Um outro aspeto que é essencial é o custo por m2, e mesmo sendo esta uma matéria que pouco domino, mas lembrando opiniões de técnicos muito considerados nesta e em outras áreas da construção e  também a opinião de entidades ligadas às cooperativas de habitação económica e de empresas privadas de construção, nesta problemática parece ser atualmente muito difícil e até “impossível” realizar HIS por menos de cerca de 1500 € / m2, um valor ao qual se juntarmos o custo do terreno infraestruturado e os próprios custos do financiamento parece tornar muito difícil realizar uma “habitação para o maior número”, no excelente conceito referido por Nuno Teotónio Pereira.
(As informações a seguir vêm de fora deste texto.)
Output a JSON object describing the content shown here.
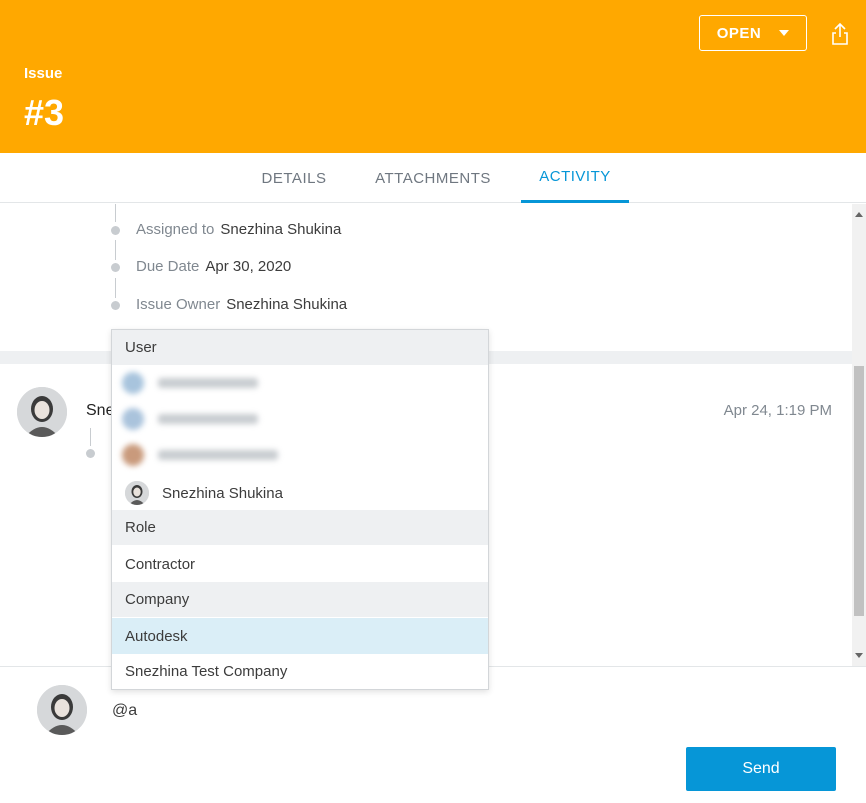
{
  "header": {
    "label": "Issue",
    "number": "#3",
    "status": "OPEN",
    "background": "#ffa800"
  },
  "tabs": [
    {
      "label": "DETAILS"
    },
    {
      "label": "ATTACHMENTS"
    },
    {
      "label": "ACTIVITY",
      "active": true
    }
  ],
  "activity": {
    "fields": [
      {
        "label": "Assigned to",
        "value": "Snezhina Shukina"
      },
      {
        "label": "Due Date",
        "value": "Apr 30, 2020"
      },
      {
        "label": "Issue Owner",
        "value": "Snezhina Shukina"
      }
    ],
    "comment": {
      "name_partial": "Sne",
      "time": "Apr 24, 1:19 PM"
    }
  },
  "mention_dropdown": {
    "user_header": "User",
    "user_visible": "Snezhina Shukina",
    "role_header": "Role",
    "role_item": "Contractor",
    "company_header": "Company",
    "company_items": [
      "Autodesk",
      "Snezhina Test Company"
    ]
  },
  "compose": {
    "value": "@a",
    "send_label": "Send"
  },
  "colors": {
    "accent": "#0696d7",
    "header": "#ffa800",
    "highlight": "#daeef7"
  }
}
E sendo assim e visando-se uma significativa redução desses custos para um patamar aceitável, talvez na casa dos 1000 € /m2 , muito provavelmente iremos ter de “excepcionalizar” a construção de HIS, provavelmente evitando-lhe os custos associados ligados, por exemplo, a estacionamentos, revendo a respetiva aplicação do enorme e complexo leque regulamentar aplicável – que aliás deveria ser integralmente revisto e extremamente simplificado no que se refere a toda a construção habitacional –, evidentemente não afetando aspetos, que são  essenciais, como são os ligados ao conforto ambiental e à segurança no uso e contra riscos de incêndio, mas refletindo “desapaixonadamente” sobre todos os outros aspetos que tenham influência direta nos custos de construção; e talvez para eles procurando outras respostas excecionais, muito duráveis e versáteis (ex., reservar pisos térreos a pessoas com condicionamentos na movimentação, e obrigar a um desenho ergonómico e seguro nas escadas comuns).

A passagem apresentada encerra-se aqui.